As coastal properties draw renewed investor attention, a fresh analysis reveals which seaside locations deliver strong returns without falling foul of flood risk. The findings are a welcome boost for landlords seeking to diversify or expand their portfolios, especially in the face of tightening regulations elsewhere.

South Shields takes the crown for returns and resilience
A study conducted by insurance specialists at Pikl has ranked the UK’s top 10 coastal hotspots based on property prices, rental yields, affordability, and climate resilience. South Shields in Tyne and Wear emerged as the standout performer, combining a low flood risk with the best price-to-income (PTI) ratio in the country. With an average house price of £213,713 and annual private rental income of £12,792, South Shields clocks in a private PTI ratio of just 16.7. For landlords looking at short-term lets, the picture gets even rosier: holiday-let PTI drops to 12.8 thanks to potential revenues of £16,630 per year.

“South Shields offers the fastest return on investment amongst the UK’s coastal locations, with a strong rental market and low flood risk,” the report states, highlighting the area as a top pick for landlords keen on steady, secure income.

Cornwall, Gower and Dunbar offer prime letting potential
Further down the list, Falmouth in Cornwall boasts impressive revenues – especially for holiday-let landlords. Though the average house price tops £573,000, annual yields of nearly £40,000 from short lets keep the holiday-let PTI at a competitive 14.4. Despite moderate flood risk, its profitability remains appealing.

The Gower Peninsula and Dunbar in Scotland also show strong performance. Gower’s private rental PTI sits at 19.4, paired with low flood risk and stable demand. Dunbar, meanwhile, benefits from its affordable Scottish location, with a holiday-let PTI ratio of 15.6 and strong domestic demand. The report notes that choosing holiday-let over traditional renting could reduce Dunbar landlords’ time-to-profit by as much as 4.4 years.

Balancing affordability with flood exposure
The report isn’t shy about addressing climate risk. Morecambe and Bognor Regis scored highly on affordability and returns, but carry high flood risks that landlords must factor into their calculations. Morecambe’s average property price of just £222,454 and annual holiday-let revenue of nearly £15,000 make it attractive on paper – but its high flood classification could impact insurance premiums and long-term asset viability.

“Flood risk is an increasingly critical factor,” notes Cliff Ward, holiday-let insurance expert at Pikl. “While locations like Morecambe and Bognor Regis remain viable for landlords willing to mitigate those risks, investors should be increasingly climate-aware. Long-term sustainability must be part of the due diligence.”

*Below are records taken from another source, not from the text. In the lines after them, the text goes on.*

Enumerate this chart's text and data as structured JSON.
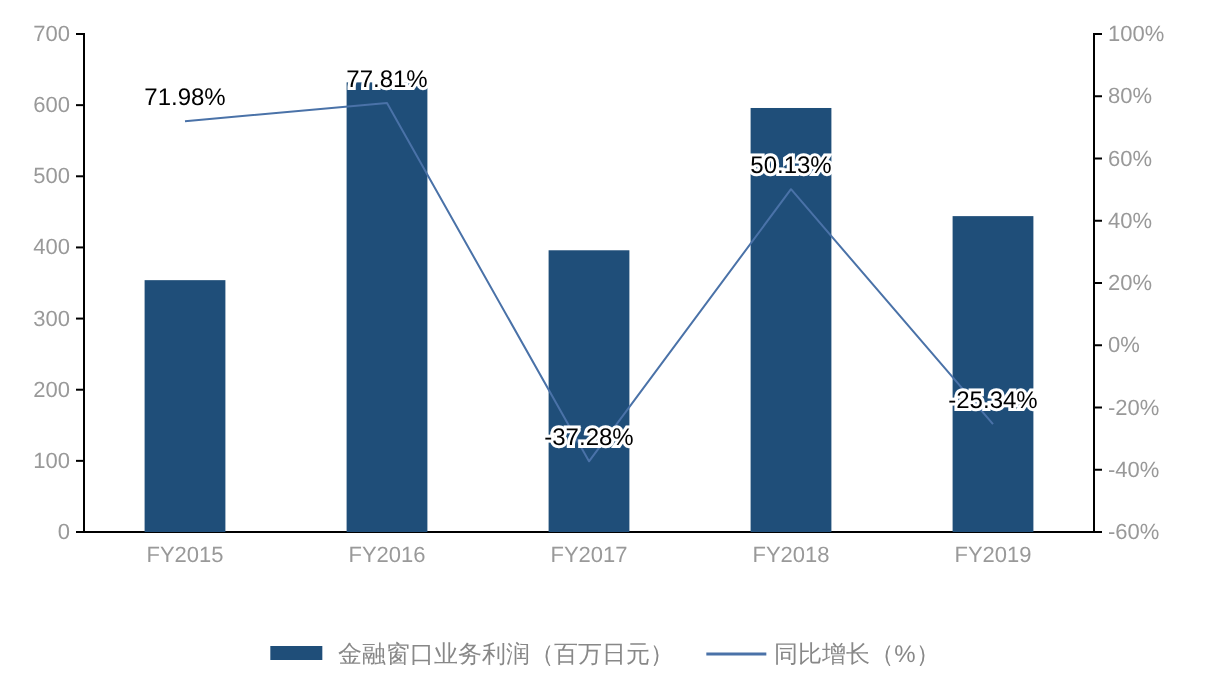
{
  "chart_data": {
    "type": "bar",
    "categories": [
      "FY2015",
      "FY2016",
      "FY2017",
      "FY2018",
      "FY2019"
    ],
    "series": [
      {
        "name": "金融窗口业务利润（百万日元）",
        "color": "#1f4e79",
        "values": [
          354,
          632,
          396,
          596,
          444
        ]
      },
      {
        "name": "同比增长（%）",
        "type": "line",
        "axis": "y2",
        "color": "#4a72a8",
        "values": [
          71.98,
          77.81,
          -37.28,
          50.13,
          -25.34
        ],
        "value_labels": [
          "71.98%",
          "77.81%",
          "-37.28%",
          "50.13%",
          "-25.34%"
        ]
      }
    ],
    "ylim": [
      0,
      700
    ],
    "yticks": [
      0,
      100,
      200,
      300,
      400,
      500,
      600,
      700
    ],
    "y2lim": [
      -60,
      100
    ],
    "y2ticks": [
      {
        "value": -60,
        "label": "-60%"
      },
      {
        "value": -40,
        "label": "-40%"
      },
      {
        "value": -20,
        "label": "-20%"
      },
      {
        "value": 0,
        "label": "0%"
      },
      {
        "value": 20,
        "label": "20%"
      },
      {
        "value": 40,
        "label": "40%"
      },
      {
        "value": 60,
        "label": "60%"
      },
      {
        "value": 80,
        "label": "80%"
      },
      {
        "value": 100,
        "label": "100%"
      }
    ],
    "grid": false,
    "legend": "bottom"
  }
}
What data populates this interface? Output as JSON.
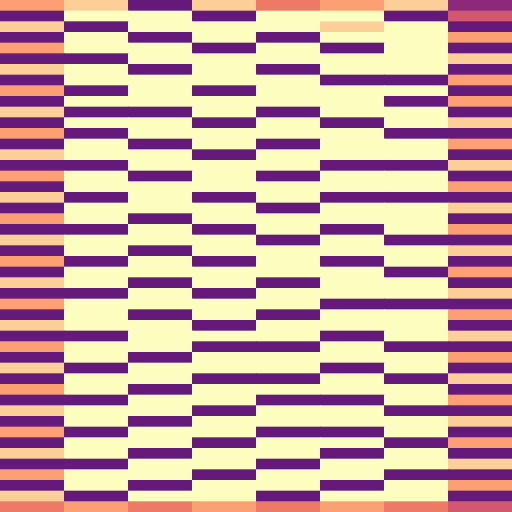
{
  "chart_data": {
    "type": "heatmap",
    "tick_labels": false,
    "xlim": [
      0,
      8
    ],
    "ylim": [
      0,
      48
    ],
    "color_range": [
      0,
      1
    ],
    "cells": [
      [
        0.8,
        0.9,
        0.3,
        0.9,
        0.7,
        0.8,
        0.9,
        0.4
      ],
      [
        0.3,
        1,
        1,
        0.3,
        1,
        1,
        0.3,
        0.6
      ],
      [
        0.9,
        0.3,
        1,
        1,
        1,
        0.9,
        1,
        0.3
      ],
      [
        0.3,
        1,
        0.3,
        1,
        0.3,
        1,
        1,
        0.8
      ],
      [
        0.8,
        1,
        1,
        0.3,
        1,
        0.3,
        1,
        0.3
      ],
      [
        0.3,
        0.3,
        1,
        1,
        1,
        1,
        1,
        0.9
      ],
      [
        0.9,
        1,
        0.3,
        1,
        0.3,
        1,
        1,
        0.3
      ],
      [
        0.3,
        1,
        1,
        1,
        1,
        0.3,
        0.3,
        0.8
      ],
      [
        0.8,
        0.3,
        1,
        0.3,
        1,
        1,
        1,
        0.3
      ],
      [
        0.3,
        1,
        1,
        1,
        1,
        1,
        0.3,
        0.8
      ],
      [
        0.9,
        0.3,
        0.3,
        1,
        0.3,
        1,
        1,
        0.3
      ],
      [
        0.3,
        1,
        1,
        0.3,
        1,
        0.3,
        1,
        0.9
      ],
      [
        0.8,
        0.3,
        1,
        1,
        1,
        1,
        0.3,
        0.3
      ],
      [
        0.3,
        1,
        0.3,
        1,
        0.3,
        1,
        1,
        0.8
      ],
      [
        0.9,
        1,
        1,
        0.3,
        1,
        1,
        1,
        0.3
      ],
      [
        0.3,
        0.3,
        1,
        1,
        1,
        0.3,
        0.3,
        0.9
      ],
      [
        0.8,
        1,
        0.3,
        1,
        0.3,
        1,
        1,
        0.3
      ],
      [
        0.3,
        1,
        1,
        1,
        1,
        1,
        1,
        0.8
      ],
      [
        0.9,
        0.3,
        1,
        0.3,
        1,
        0.3,
        0.3,
        0.3
      ],
      [
        0.3,
        1,
        1,
        1,
        0.3,
        1,
        1,
        0.9
      ],
      [
        0.8,
        1,
        0.3,
        1,
        1,
        1,
        1,
        0.3
      ],
      [
        0.3,
        0.3,
        1,
        0.3,
        1,
        0.3,
        1,
        0.8
      ],
      [
        0.9,
        1,
        1,
        1,
        0.3,
        1,
        0.3,
        0.3
      ],
      [
        0.3,
        1,
        0.3,
        1,
        1,
        1,
        1,
        0.9
      ],
      [
        0.8,
        0.3,
        1,
        0.3,
        1,
        0.3,
        1,
        0.3
      ],
      [
        0.3,
        1,
        1,
        1,
        1,
        1,
        0.3,
        0.8
      ],
      [
        0.9,
        1,
        0.3,
        1,
        0.3,
        1,
        1,
        0.3
      ],
      [
        0.3,
        0.3,
        1,
        0.3,
        1,
        1,
        1,
        0.9
      ],
      [
        0.8,
        1,
        1,
        1,
        1,
        0.3,
        0.3,
        0.3
      ],
      [
        0.3,
        1,
        0.3,
        1,
        0.3,
        1,
        1,
        0.8
      ],
      [
        0.9,
        1,
        1,
        0.3,
        1,
        1,
        1,
        0.3
      ],
      [
        0.3,
        0.3,
        1,
        1,
        1,
        0.3,
        1,
        0.9
      ],
      [
        0.8,
        1,
        1,
        0.3,
        0.3,
        1,
        0.3,
        0.3
      ],
      [
        0.3,
        1,
        0.3,
        1,
        1,
        1,
        1,
        0.8
      ],
      [
        0.9,
        0.3,
        1,
        1,
        1,
        0.3,
        1,
        0.3
      ],
      [
        0.3,
        1,
        1,
        0.3,
        0.3,
        1,
        0.3,
        0.9
      ],
      [
        0.8,
        1,
        0.3,
        1,
        1,
        1,
        1,
        0.3
      ],
      [
        0.3,
        0.3,
        1,
        1,
        0.3,
        0.3,
        1,
        0.8
      ],
      [
        0.9,
        1,
        1,
        0.3,
        1,
        1,
        0.3,
        0.3
      ],
      [
        0.3,
        1,
        0.3,
        1,
        1,
        1,
        1,
        0.9
      ],
      [
        0.8,
        0.3,
        1,
        1,
        0.3,
        0.3,
        1,
        0.3
      ],
      [
        0.3,
        1,
        1,
        0.3,
        1,
        1,
        0.3,
        0.8
      ],
      [
        0.9,
        1,
        0.3,
        1,
        1,
        0.3,
        1,
        0.3
      ],
      [
        0.3,
        0.3,
        1,
        1,
        0.3,
        1,
        1,
        0.9
      ],
      [
        0.8,
        1,
        1,
        0.3,
        1,
        1,
        0.3,
        0.3
      ],
      [
        0.3,
        1,
        0.3,
        1,
        1,
        0.3,
        1,
        0.8
      ],
      [
        0.9,
        0.3,
        1,
        1,
        0.3,
        1,
        1,
        0.3
      ],
      [
        0.7,
        0.8,
        0.7,
        0.8,
        0.7,
        0.8,
        0.7,
        0.6
      ]
    ]
  }
}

Ward adds that “PTI ratios have climbed significantly” in recent years, meaning landlords need a longer-term outlook. “Where once a five-year investment cycle could yield a return, today’s buyers may need to commit to at least 15 years before seeing a full return.”

Coastal properties remain a compelling play
For landlords focused on future-proofing their investments, this report offers a blueprint for balancing income potential with growing environmental concerns. While property prices remain high in sought-after locations like Falmouth or Scarborough, the report shows that lower-cost options like South Shields, Largs, and Blackpool provide viable alternatives with decent yields.

The findings also align with a broader landlord shift toward regions offering affordability, consistent rental demand, and regulatory flexibility – especially as cities like London and Edinburgh see tighter controls.